Between the Lines

Scientists know how to teach kids to read. But are our schools using their methods?

T
zippy remembers exactly when she realized Chaim was going to struggle with reading. They were sitting at the kitchen table, a worksheet in front of them. Chaim was supposed to identify the letters of the alphabet and their accompanying sounds.
“He got maybe 20 percent of it right,” Tzippy recalls.
She brushed her concerns aside. After all, he was only in kindergarten, and the school year had just begun. But the year progressed, and he made little progress. Then Covid hit. Chaim’s school closed and shifted to remote learning.
“Chaim’s reading got worse,” Tzippy says, “but I thought it was because he was learning over Zoom.”
Tzippy assumed Chaim’s reading would pick up once he was back in the classroom, but as a precaution, she arranged for him to be in a smaller class for first grade.
Initially, things seemed to improve. Chaim was finally able to make sense of letters and sounds, and he’d bring home books to read aloud for homework. While his reading was halting and reluctant, Tzippy focused on his improvement from the year before.
Then, one afternoon, Chaim had a friend over, and Tzippy overheard him reading.
“His friend flew through the words,” she remembers. “And it was a book I never imagined could be at Chaim’s grade level.”
She felt unease deep in the pit of her stomach and called Chaim’s teacher. The teacher wasn’t worried, though.
“Just practice,” she said. “Every child learns at his own pace.”

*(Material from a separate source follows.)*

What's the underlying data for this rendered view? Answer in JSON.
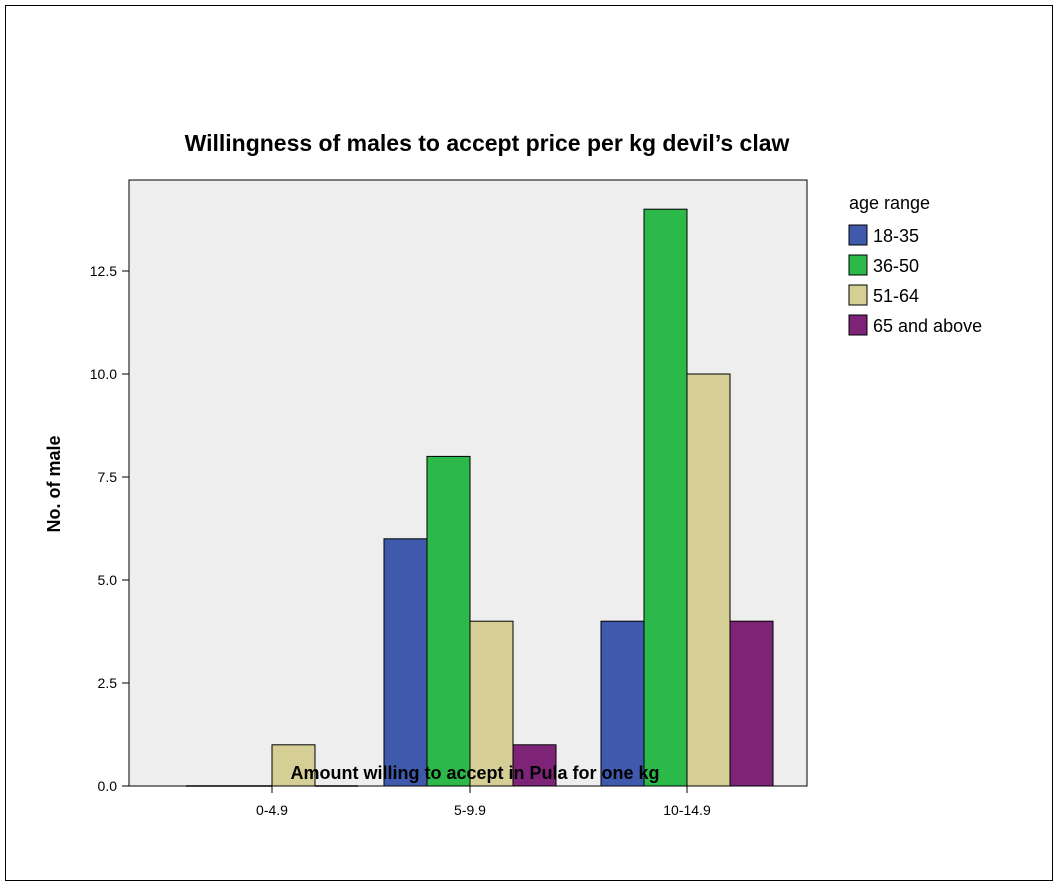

The teacher explained to Tzippy how she tracked the students’ progress: The students were separated into groups in which they read at their own levels, starting from A and progressing to G. Now Tzippy had a way to gauge Chaim’s progress — and she was very disturbed by what she discovered.
“He was stalled at the same level all year,” Tzippy says.

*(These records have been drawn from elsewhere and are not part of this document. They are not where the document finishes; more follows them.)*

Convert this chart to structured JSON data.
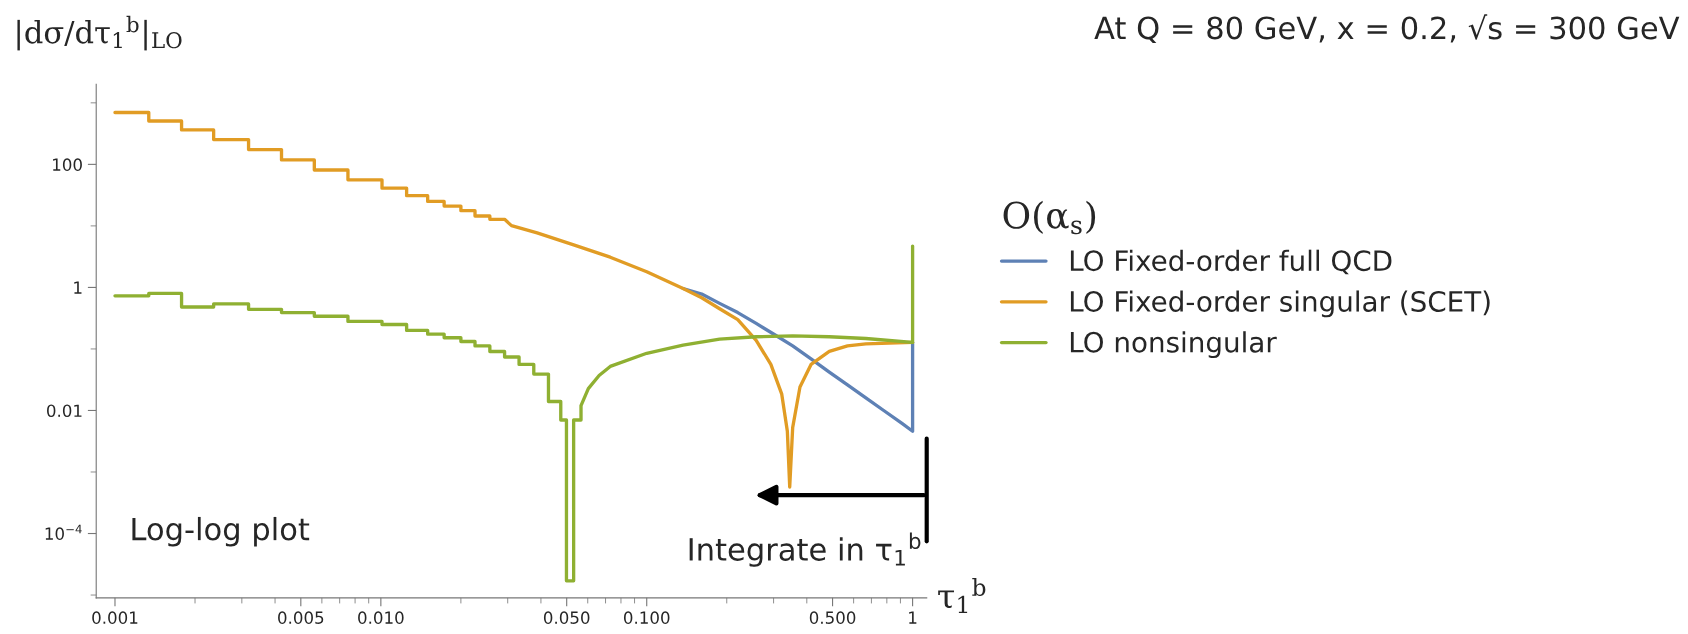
{
  "chart_data": {
    "type": "line",
    "log": "xy",
    "title": "At Q = 80 GeV, x = 0.2, √s = 300 GeV",
    "ylabel": "|dσ/dτ$_{1}$$^{b}$|$_{LO}$",
    "xlabel": "τ$_{1}$$^{b}$",
    "legend_title": "O(α$_{s}$)",
    "legend": "right",
    "annotations": [
      "Log-log plot",
      "Integrate in τ$_{1}$$^{b}$"
    ],
    "xlim": [
      0.00085,
      1.13
    ],
    "ylim": [
      9e-06,
      2000
    ],
    "xticks": [
      {
        "value": 0.001,
        "label": "0.001"
      },
      {
        "value": 0.002,
        "label": null
      },
      {
        "value": 0.003,
        "label": null
      },
      {
        "value": 0.004,
        "label": null
      },
      {
        "value": 0.005,
        "label": "0.005"
      },
      {
        "value": 0.006,
        "label": null
      },
      {
        "value": 0.007,
        "label": null
      },
      {
        "value": 0.008,
        "label": null
      },
      {
        "value": 0.009,
        "label": null
      },
      {
        "value": 0.01,
        "label": "0.010"
      },
      {
        "value": 0.02,
        "label": null
      },
      {
        "value": 0.03,
        "label": null
      },
      {
        "value": 0.04,
        "label": null
      },
      {
        "value": 0.05,
        "label": "0.050"
      },
      {
        "value": 0.06,
        "label": null
      },
      {
        "value": 0.07,
        "label": null
      },
      {
        "value": 0.08,
        "label": null
      },
      {
        "value": 0.09,
        "label": null
      },
      {
        "value": 0.1,
        "label": "0.100"
      },
      {
        "value": 0.2,
        "label": null
      },
      {
        "value": 0.3,
        "label": null
      },
      {
        "value": 0.4,
        "label": null
      },
      {
        "value": 0.5,
        "label": "0.500"
      },
      {
        "value": 0.6,
        "label": null
      },
      {
        "value": 0.7,
        "label": null
      },
      {
        "value": 0.8,
        "label": null
      },
      {
        "value": 0.9,
        "label": null
      },
      1
    ],
    "yticks": [
      {
        "value": 1e-05,
        "label": null
      },
      {
        "value": 0.0001,
        "label": "10$^{−4}$"
      },
      {
        "value": 0.001,
        "label": null
      },
      0.01,
      {
        "value": 0.1,
        "label": null
      },
      1,
      {
        "value": 10,
        "label": null
      },
      100,
      {
        "value": 1000,
        "label": null
      }
    ],
    "series": [
      {
        "name": "LO Fixed-order full QCD",
        "color": "#5e81b5",
        "x": [
          0.137,
          0.161,
          0.188,
          0.22,
          0.258,
          0.303,
          0.354,
          0.415,
          0.486,
          0.569,
          0.667,
          0.781,
          0.915,
          1,
          1
        ],
        "values": [
          0.96,
          0.78,
          0.55,
          0.39,
          0.26,
          0.17,
          0.112,
          0.069,
          0.042,
          0.026,
          0.016,
          0.0099,
          0.0061,
          0.0046,
          0.128
        ]
      },
      {
        "name": "LO Fixed-order singular (SCET)",
        "color": "#e19c24",
        "x": [
          0.001,
          0.00134,
          0.00134,
          0.00178,
          0.00178,
          0.00235,
          0.00235,
          0.00318,
          0.00318,
          0.00423,
          0.00423,
          0.00562,
          0.00562,
          0.00752,
          0.00752,
          0.0101,
          0.0101,
          0.0125,
          0.0125,
          0.015,
          0.015,
          0.0173,
          0.0173,
          0.02,
          0.02,
          0.0226,
          0.0226,
          0.0257,
          0.0257,
          0.0292,
          0.031,
          0.0387,
          0.0531,
          0.0729,
          0.1,
          0.137,
          0.161,
          0.188,
          0.22,
          0.258,
          0.293,
          0.322,
          0.338,
          0.345,
          0.354,
          0.377,
          0.415,
          0.486,
          0.569,
          0.667,
          1
        ],
        "values": [
          697,
          697,
          507,
          507,
          363,
          363,
          253,
          253,
          174,
          174,
          118,
          118,
          81,
          81,
          56,
          56,
          41,
          41,
          31,
          31,
          25,
          25,
          21,
          21,
          17.7,
          17.7,
          14.5,
          14.5,
          12.8,
          12.8,
          10.1,
          7.7,
          4.9,
          3.1,
          1.8,
          0.96,
          0.68,
          0.45,
          0.3,
          0.138,
          0.056,
          0.0184,
          0.0046,
          0.00057,
          0.0053,
          0.024,
          0.056,
          0.091,
          0.112,
          0.121,
          0.128
        ]
      },
      {
        "name": "LO nonsingular",
        "color": "#8fb032",
        "x": [
          0.001,
          0.00134,
          0.00134,
          0.00178,
          0.00178,
          0.00235,
          0.00235,
          0.00318,
          0.00318,
          0.00423,
          0.00423,
          0.00562,
          0.00562,
          0.00752,
          0.00752,
          0.0101,
          0.0101,
          0.0125,
          0.0125,
          0.015,
          0.015,
          0.0173,
          0.0173,
          0.02,
          0.02,
          0.0226,
          0.0226,
          0.0257,
          0.0257,
          0.0292,
          0.0292,
          0.0331,
          0.0331,
          0.0376,
          0.0376,
          0.0427,
          0.0427,
          0.0475,
          0.0475,
          0.0499,
          0.0499,
          0.0531,
          0.0531,
          0.0566,
          0.0566,
          0.0603,
          0.0662,
          0.0729,
          0.1,
          0.137,
          0.188,
          0.258,
          0.354,
          0.486,
          0.667,
          1,
          1
        ],
        "values": [
          0.73,
          0.73,
          0.8,
          0.8,
          0.48,
          0.48,
          0.54,
          0.54,
          0.44,
          0.44,
          0.39,
          0.39,
          0.34,
          0.34,
          0.28,
          0.28,
          0.25,
          0.25,
          0.2,
          0.2,
          0.174,
          0.174,
          0.152,
          0.152,
          0.132,
          0.132,
          0.112,
          0.112,
          0.091,
          0.091,
          0.074,
          0.074,
          0.056,
          0.056,
          0.039,
          0.039,
          0.014,
          0.014,
          0.007,
          0.007,
          1.7e-05,
          1.7e-05,
          0.007,
          0.007,
          0.012,
          0.0227,
          0.037,
          0.052,
          0.085,
          0.115,
          0.144,
          0.158,
          0.163,
          0.158,
          0.148,
          0.128,
          4.7
        ]
      }
    ]
  }
}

Tzippy started practicing reading with Chaim every night, but nothing changed. His reading was painful to listen to — he stumbled over the words and read with little expression — and his frustration was rising. Sometimes he refused to do his homework.

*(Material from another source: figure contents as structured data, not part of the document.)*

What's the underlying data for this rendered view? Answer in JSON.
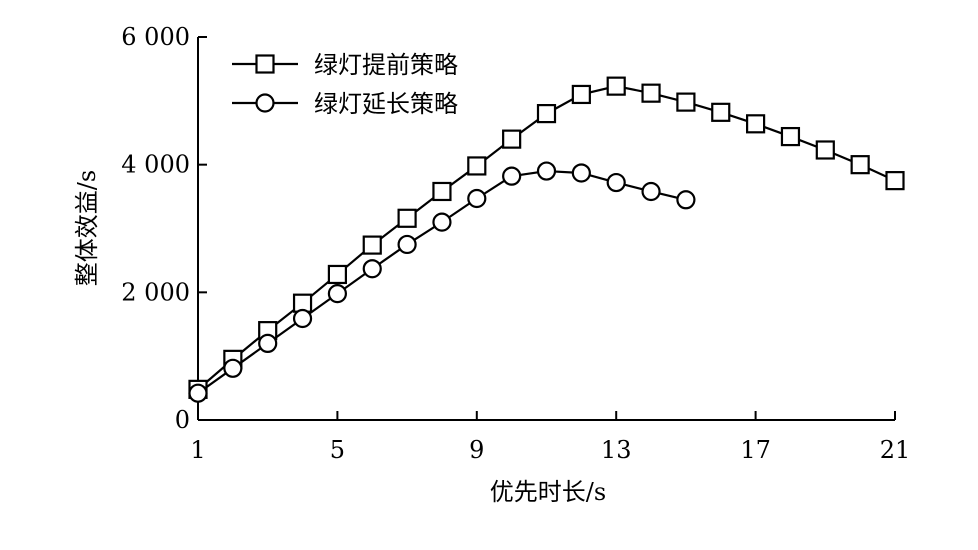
{
  "chart_data": {
    "type": "line",
    "xlabel": "优先时长/s",
    "ylabel": "整体效益/s",
    "xlim": [
      1,
      21
    ],
    "ylim": [
      0,
      6000
    ],
    "x_ticks": [
      1,
      5,
      9,
      13,
      17,
      21
    ],
    "x_tick_labels": [
      "1",
      "5",
      "9",
      "13",
      "17",
      "21"
    ],
    "y_ticks": [
      0,
      2000,
      4000,
      6000
    ],
    "y_tick_labels": [
      "0",
      "2 000",
      "4 000",
      "6 000"
    ],
    "grid": false,
    "legend_position": "top-left",
    "series": [
      {
        "name": "绿灯提前策略",
        "marker": "square",
        "x": [
          1,
          2,
          3,
          4,
          5,
          6,
          7,
          8,
          9,
          10,
          11,
          12,
          13,
          14,
          15,
          16,
          17,
          18,
          19,
          20,
          21
        ],
        "values": [
          480,
          950,
          1400,
          1830,
          2280,
          2740,
          3160,
          3580,
          3980,
          4400,
          4800,
          5100,
          5230,
          5120,
          4980,
          4820,
          4640,
          4440,
          4230,
          4000,
          3750
        ]
      },
      {
        "name": "绿灯延长策略",
        "marker": "circle",
        "x": [
          1,
          2,
          3,
          4,
          5,
          6,
          7,
          8,
          9,
          10,
          11,
          12,
          13,
          14,
          15
        ],
        "values": [
          420,
          810,
          1200,
          1590,
          1980,
          2370,
          2750,
          3100,
          3470,
          3820,
          3900,
          3870,
          3720,
          3580,
          3450
        ]
      }
    ]
  }
}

Tzippy consulted with the teacher several more times throughout the year. Each time, she got the same response: “Just be patient,” she’d tell her. “It takes some kids longer to catch on.”
By this point, Tzippy decided it was time to seek answers outside of school. She called Malky, her childhood friend who still lived back home in New York and was now a reading specialist.
Malky listened to Tzippy’s description of Chaim’s reading issues, then told her that maybe Chaim needed to learn to read a different way.
“Use the Orton-Gillingham Method,” she advised.
Tzippy had no idea what that was, but she assumed Chaim’s teacher would know. However, when she asked her about it, his teacher had never heard of it either.